Luxury Design, Past & Present
A Victorian gilt mirror of oval form with a giltwood and gesso rope twist frame centred on a bust of Prince Albert. The reverse with a paper label stating ‘Turner. Carver & Gilder Composition Ornament, Looking Glass & Picture Frame Manufacturer 4, Brewer Street, Pimlico’. English, circa 1850.
Raphael Turner is listed in the London Post Office Directory of 1843 as a carver and gilder at the 4 Brewer Street address in Pimlico.
What is especially interesting about Mr Turner’s links with the art world is that his involvement was not limited to producing mirrors-and presumably picture frames.

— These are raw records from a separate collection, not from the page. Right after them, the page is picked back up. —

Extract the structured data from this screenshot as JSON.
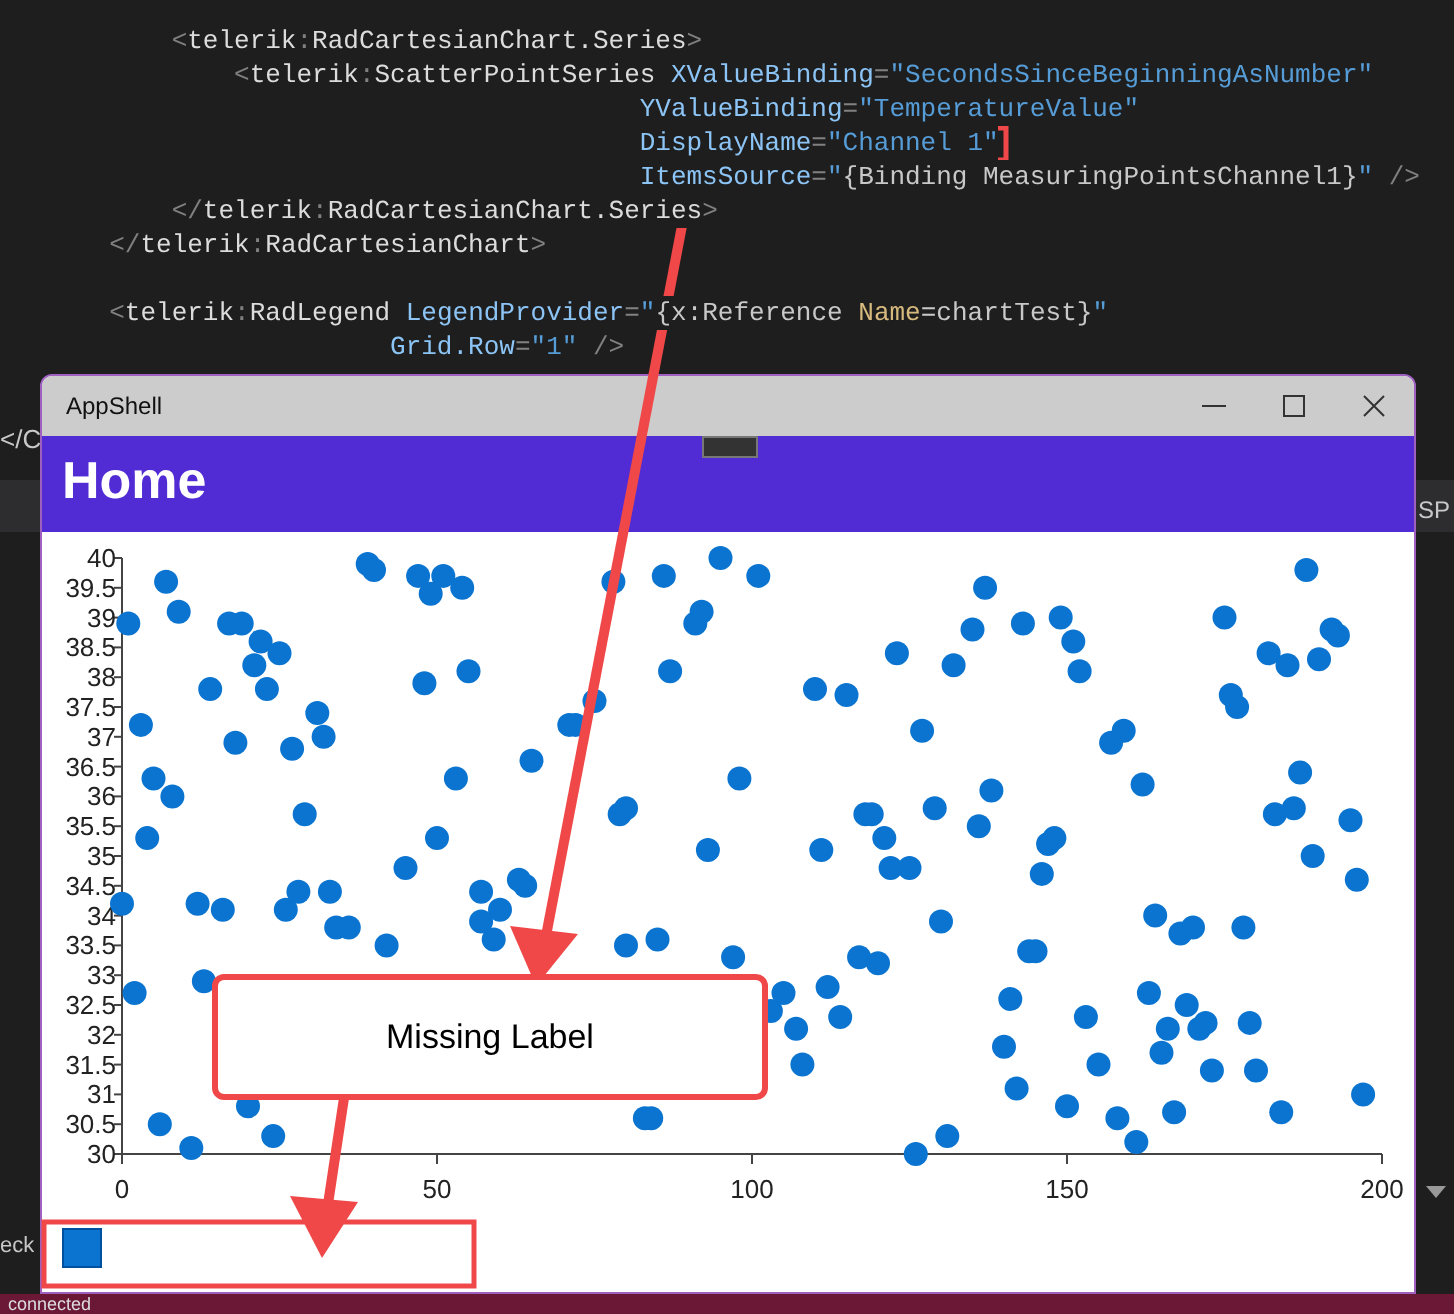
{
  "ide": {
    "code_lines": [
      {
        "tokens": [
          {
            "kind": "punct",
            "text": "           <"
          },
          {
            "kind": "tag",
            "text": "telerik"
          },
          {
            "kind": "punct",
            "text": ":"
          },
          {
            "kind": "tag",
            "text": "RadCartesianChart.Series"
          },
          {
            "kind": "punct",
            "text": ">"
          }
        ]
      },
      {
        "tokens": [
          {
            "kind": "punct",
            "text": "               <"
          },
          {
            "kind": "tag",
            "text": "telerik"
          },
          {
            "kind": "punct",
            "text": ":"
          },
          {
            "kind": "tag",
            "text": "ScatterPointSeries"
          },
          {
            "kind": "attr",
            "text": " XValueBinding"
          },
          {
            "kind": "punct",
            "text": "="
          },
          {
            "kind": "value",
            "text": "\"SecondsSinceBeginningAsNumber\""
          }
        ]
      },
      {
        "tokens": [
          {
            "kind": "attr",
            "text": "                                         YValueBinding"
          },
          {
            "kind": "punct",
            "text": "="
          },
          {
            "kind": "value",
            "text": "\"TemperatureValue\""
          }
        ]
      },
      {
        "tokens": [
          {
            "kind": "attr",
            "text": "                                         DisplayName"
          },
          {
            "kind": "punct",
            "text": "="
          },
          {
            "kind": "value",
            "text": "\"Channel 1\""
          }
        ]
      },
      {
        "tokens": [
          {
            "kind": "attr",
            "text": "                                         ItemsSource"
          },
          {
            "kind": "punct",
            "text": "="
          },
          {
            "kind": "value",
            "text": "\""
          },
          {
            "kind": "markup",
            "text": "{Binding MeasuringPointsChannel1}"
          },
          {
            "kind": "value",
            "text": "\""
          },
          {
            "kind": "punct",
            "text": " />"
          }
        ]
      },
      {
        "tokens": [
          {
            "kind": "punct",
            "text": "           </"
          },
          {
            "kind": "tag",
            "text": "telerik"
          },
          {
            "kind": "punct",
            "text": ":"
          },
          {
            "kind": "tag",
            "text": "RadCartesianChart.Series"
          },
          {
            "kind": "punct",
            "text": ">"
          }
        ]
      },
      {
        "tokens": [
          {
            "kind": "punct",
            "text": "       </"
          },
          {
            "kind": "tag",
            "text": "telerik"
          },
          {
            "kind": "punct",
            "text": ":"
          },
          {
            "kind": "tag",
            "text": "RadCartesianChart"
          },
          {
            "kind": "punct",
            "text": ">"
          }
        ]
      },
      {
        "gap_before": true,
        "tokens": [
          {
            "kind": "punct",
            "text": "       <"
          },
          {
            "kind": "tag",
            "text": "telerik"
          },
          {
            "kind": "punct",
            "text": ":"
          },
          {
            "kind": "tag",
            "text": "RadLegend"
          },
          {
            "kind": "attr",
            "text": " LegendProvider"
          },
          {
            "kind": "punct",
            "text": "="
          },
          {
            "kind": "value",
            "text": "\""
          },
          {
            "kind": "markup",
            "text": "{x:Reference "
          },
          {
            "kind": "key",
            "text": "Name"
          },
          {
            "kind": "markup",
            "text": "=chartTest}"
          },
          {
            "kind": "value",
            "text": "\""
          }
        ]
      },
      {
        "tokens": [
          {
            "kind": "attr",
            "text": "                         Grid.Row"
          },
          {
            "kind": "punct",
            "text": "="
          },
          {
            "kind": "value",
            "text": "\"1\""
          },
          {
            "kind": "punct",
            "text": " />"
          }
        ]
      }
    ],
    "left_fragment": "</C",
    "panel_fragment": "SP",
    "output_fragment": "eck"
  },
  "window": {
    "title": "AppShell",
    "header": "Home",
    "chart_data": {
      "type": "scatter",
      "xlim": [
        0,
        200
      ],
      "ylim": [
        30,
        40
      ],
      "xticks": [
        0,
        50,
        100,
        150,
        200
      ],
      "yticks": [
        {
          "value": 30,
          "label": "30"
        },
        {
          "value": 30.5,
          "label": "30.5"
        },
        {
          "value": 31,
          "label": "31"
        },
        {
          "value": 31.5,
          "label": "31.5"
        },
        {
          "value": 32,
          "label": "32"
        },
        {
          "value": 32.5,
          "label": "32.5"
        },
        {
          "value": 33,
          "label": "33"
        },
        {
          "value": 33.5,
          "label": "33.5"
        },
        {
          "value": 34,
          "label": "34"
        },
        {
          "value": 34.5,
          "label": "34.5"
        },
        {
          "value": 35,
          "label": "35"
        },
        {
          "value": 35.5,
          "label": "35.5"
        },
        {
          "value": 36,
          "label": "36"
        },
        {
          "value": 36.5,
          "label": "36.5"
        },
        {
          "value": 37,
          "label": "37"
        },
        {
          "value": 37.5,
          "label": "37.5"
        },
        {
          "value": 38,
          "label": "38"
        },
        {
          "value": 38.5,
          "label": "38.5"
        },
        {
          "value": 39,
          "label": "39"
        },
        {
          "value": 39.5,
          "label": "39.5"
        },
        {
          "value": 40,
          "label": "40"
        }
      ],
      "x": [
        0,
        1,
        2,
        3,
        4,
        5,
        6,
        7,
        8,
        9,
        11,
        12,
        13,
        14,
        16,
        17,
        18,
        19,
        21,
        22,
        23,
        24,
        25,
        26,
        27,
        28,
        29,
        31,
        32,
        33,
        34,
        36,
        39,
        40,
        42,
        45,
        47,
        48,
        49,
        50,
        51,
        53,
        54,
        55,
        57,
        57,
        59,
        60,
        63,
        64,
        65,
        71,
        72,
        75,
        78,
        79,
        80,
        80,
        83,
        84,
        85,
        86,
        87,
        91,
        92,
        93,
        95,
        97,
        98,
        101,
        103,
        105,
        107,
        108,
        110,
        111,
        112,
        114,
        115,
        117,
        118,
        119,
        120,
        121,
        122,
        123,
        125,
        126,
        127,
        129,
        130,
        131,
        132,
        135,
        136,
        137,
        138,
        140,
        141,
        142,
        143,
        144,
        145,
        146,
        147,
        148,
        149,
        150,
        151,
        152,
        153,
        155,
        157,
        158,
        159,
        161,
        162,
        163,
        164,
        165,
        166,
        167,
        168,
        169,
        170,
        171,
        172,
        173,
        175,
        176,
        177,
        178,
        179,
        180,
        182,
        183,
        184,
        185,
        186,
        187,
        188,
        189,
        190,
        192,
        193,
        195,
        196,
        197,
        20
      ],
      "series": [
        {
          "color": "#0a74d0",
          "values": [
            34.2,
            38.9,
            32.7,
            37.2,
            35.3,
            36.3,
            30.5,
            39.6,
            36,
            39.1,
            30.1,
            34.2,
            32.9,
            37.8,
            34.1,
            38.9,
            36.9,
            38.9,
            38.2,
            38.6,
            37.8,
            30.3,
            38.4,
            34.1,
            36.8,
            34.4,
            35.7,
            37.4,
            37,
            34.4,
            33.8,
            33.8,
            39.9,
            39.8,
            33.5,
            34.8,
            39.7,
            37.9,
            39.4,
            35.3,
            39.7,
            36.3,
            39.5,
            38.1,
            34.4,
            33.9,
            33.6,
            34.1,
            34.6,
            34.5,
            36.6,
            37.2,
            37.2,
            37.6,
            39.6,
            35.7,
            35.8,
            33.5,
            30.6,
            30.6,
            33.6,
            39.7,
            38.1,
            38.9,
            39.1,
            35.1,
            40,
            33.3,
            36.3,
            39.7,
            32.4,
            32.7,
            32.1,
            31.5,
            37.8,
            35.1,
            32.8,
            32.3,
            37.7,
            33.3,
            35.7,
            35.7,
            33.2,
            35.3,
            34.8,
            38.4,
            34.8,
            30,
            37.1,
            35.8,
            33.9,
            30.3,
            38.2,
            38.8,
            35.5,
            39.5,
            36.1,
            31.8,
            32.6,
            31.1,
            38.9,
            33.4,
            33.4,
            34.7,
            35.2,
            35.3,
            39,
            30.8,
            38.6,
            38.1,
            32.3,
            31.5,
            36.9,
            30.6,
            37.1,
            30.2,
            36.2,
            32.7,
            34,
            31.7,
            32.1,
            30.7,
            33.7,
            32.5,
            33.8,
            32.1,
            32.2,
            31.4,
            39,
            37.7,
            37.5,
            33.8,
            32.2,
            31.4,
            38.4,
            35.7,
            30.7,
            38.2,
            35.8,
            36.4,
            39.8,
            35,
            38.3,
            38.8,
            38.7,
            35.6,
            34.6,
            31,
            30.8
          ]
        }
      ]
    },
    "legend": {
      "items": [
        {
          "color": "#0a74d0"
        }
      ]
    }
  },
  "callout": {
    "text": "Missing Label"
  },
  "status_bar": {
    "text": "connected"
  }
}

He was also an active artist in his own right and exhibited a still life of game and vegetables at the Royal Academy Summer Exhibition in 1844.
If Raphael Turner had artistic talent of his own then he would no doubt have appreciated the effect that Prince Albert had on the arts in Britain at the time, playing as he did an important role in instigating the series of International Exhibitions and establishing London’s museum quarter, including the South Kensington Museum, Now the Victoria and Albert, in Kensington with some of the proceeds from the Great Exhibition in Crystal Palace in 1851. There could scarcely be a more fitting figure to commemorate on mirror frame of this period.
By 1871, Mrs Elizabeth Turner is recorded as carrying on the business at the same address and so was presumably Raphael’s widow.
This mirror is a fascinating decorative piece and an intriguing piece of social history as well.